Decades of research have examined immune-modulatory strategies to protect the heart after an acute myocardial infarction and prevent progression to heart failure but have failed to translate to clinical benefit.
To determine anti-inflammatory actions of n-apo AI (Apo AI nanoparticles) that contribute to cardiac tissue recovery after myocardial infarction.
Methods and Results:
Using a preclinical mouse model of myocardial infarction, we demonstrate that a single intravenous bolus of n-apo AI (CSL111, 80 mg/kg) delivered immediately after reperfusion reduced the systemic and cardiac inflammatory response. N-apo AI treatment lowered the number of circulating leukocytes by 30±7% and their recruitment into the ischemic heart by 25±10% (all
P<5.0×10 −2 ). This was associated with a reduction in plasma levels of the clinical biomarker of cardiac injury, cardiac troponin-I, by 52±17% ( P=1.01×10 −2 ).
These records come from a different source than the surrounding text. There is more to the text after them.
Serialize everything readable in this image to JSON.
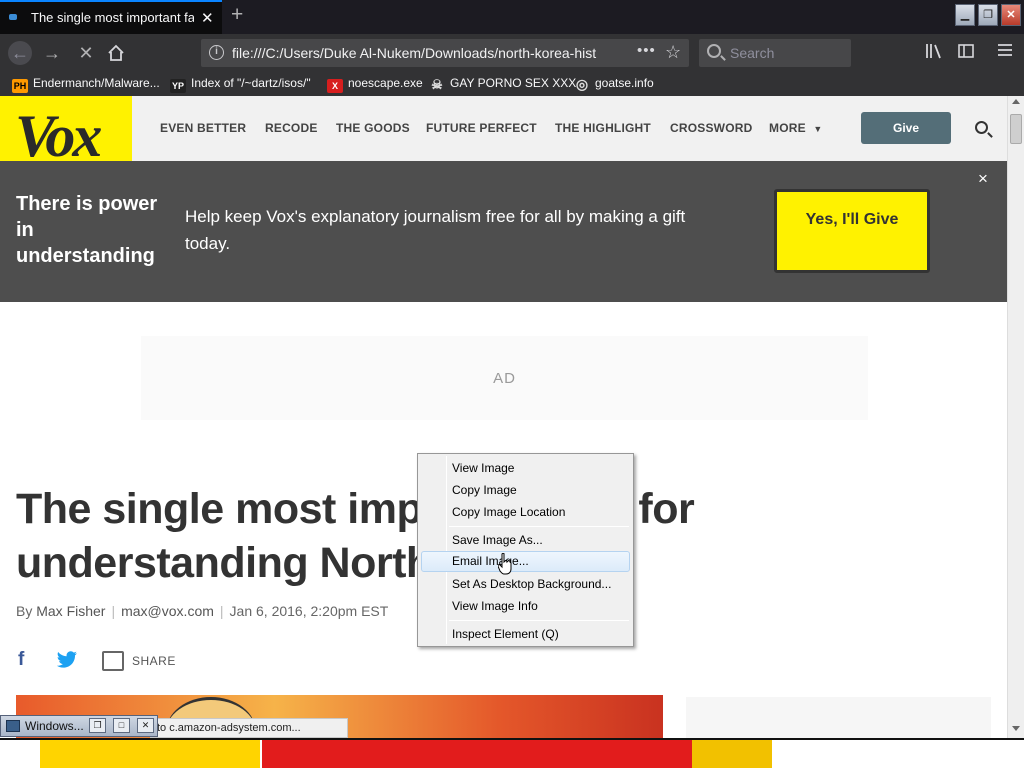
{
  "browser": {
    "tab_title": "The single most important fact",
    "url": "file:///C:/Users/Duke Al-Nukem/Downloads/north-korea-hist",
    "search_placeholder": "Search",
    "url_dots": "•••"
  },
  "bookmarks": [
    {
      "icon": "pornhub-icon",
      "icon_text": "PH",
      "label": "Endermanch/Malware..."
    },
    {
      "icon": "ycombinator-icon",
      "icon_text": "YP",
      "label": "Index of \"/~dartz/isos/\""
    },
    {
      "icon": "red-x-icon",
      "icon_text": "X",
      "label": "noescape.exe"
    },
    {
      "icon": "skull-icon",
      "icon_text": "☠",
      "label": "GAY PORNO SEX XXX"
    },
    {
      "icon": "globe-icon",
      "icon_text": "◎",
      "label": "goatse.info"
    }
  ],
  "site": {
    "logo": "Vox",
    "nav": [
      "EVEN BETTER",
      "RECODE",
      "THE GOODS",
      "FUTURE PERFECT",
      "THE HIGHLIGHT",
      "CROSSWORD",
      "MORE"
    ],
    "give_label": "Give"
  },
  "banner": {
    "heading": "There is power in understanding",
    "body": "Help keep Vox's explanatory journalism free for all by making a gift today.",
    "cta": "Yes, I'll Give",
    "close": "×"
  },
  "ad_label": "AD",
  "article": {
    "headline": "The single most important fact for understanding North Korea",
    "author_prefix": "By ",
    "author": "Max Fisher",
    "email": "max@vox.com",
    "date": "Jan 6, 2016, 2:20pm EST",
    "share_label": "SHARE",
    "facebook": "f"
  },
  "context_menu": {
    "items": [
      {
        "label": "View Image",
        "access": "I"
      },
      {
        "label": "Copy Image",
        "access": "o"
      },
      {
        "label": "Copy Image Location",
        "access": "o"
      },
      {
        "label": "Save Image As...",
        "access": "v"
      },
      {
        "label": "Email Image...",
        "access": "g",
        "hover": true
      },
      {
        "label": "Set As Desktop Background...",
        "access": "S"
      },
      {
        "label": "View Image Info",
        "access": "f"
      },
      {
        "label": "Inspect Element (Q)",
        "access": "Q"
      }
    ]
  },
  "status": {
    "text": "to c.amazon-adsystem.com...",
    "minimized_window": "Windows..."
  },
  "colors": {
    "vox_yellow": "#fff200",
    "banner_bg": "#4e4e4e",
    "give_button": "#546e78",
    "tab_accent": "#0a84ff"
  }
}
N-apo AI reduced the cardiac expression of chemokines that attract neutrophils and monocytes by 60% to 80% and lowered surface expression of integrin CD11b on monocytes by 20±5% (all P<5.0×10 −2 ). Fluorescently labeled n-apo AI entered the infarct and peri-infarct regions and colocalized with cardiomyocytes undergoing apoptosis and with leukocytes. We further demonstrate that n-apo AI binds to neutrophils and monocytes, with preferential binding to the proinflammatory monocyte subtype and partially via SR-BI (scavenger receptor BI). In patients with type 2 diabetes, we also observed that intravenous infusion of the same n-apo AI (CSL111, 80 mg/kg) similarly reduced the level of circulating leukocytes by 12±5% (all P<5.0×10 −2 ). Conclusions:
A single intravenous bolus of n-apo AI delivered immediately post–myocardial infarction reduced the systemic and cardiac inflammatory response through direct actions on both the ischemic myocardium and leukocytes. These data highlight the anti-inflammatory effects of n-apo AI and provide preclinical support for investigation of its use for management of acute coronary syndromes in the setting of primary percutaneous coronary interventions.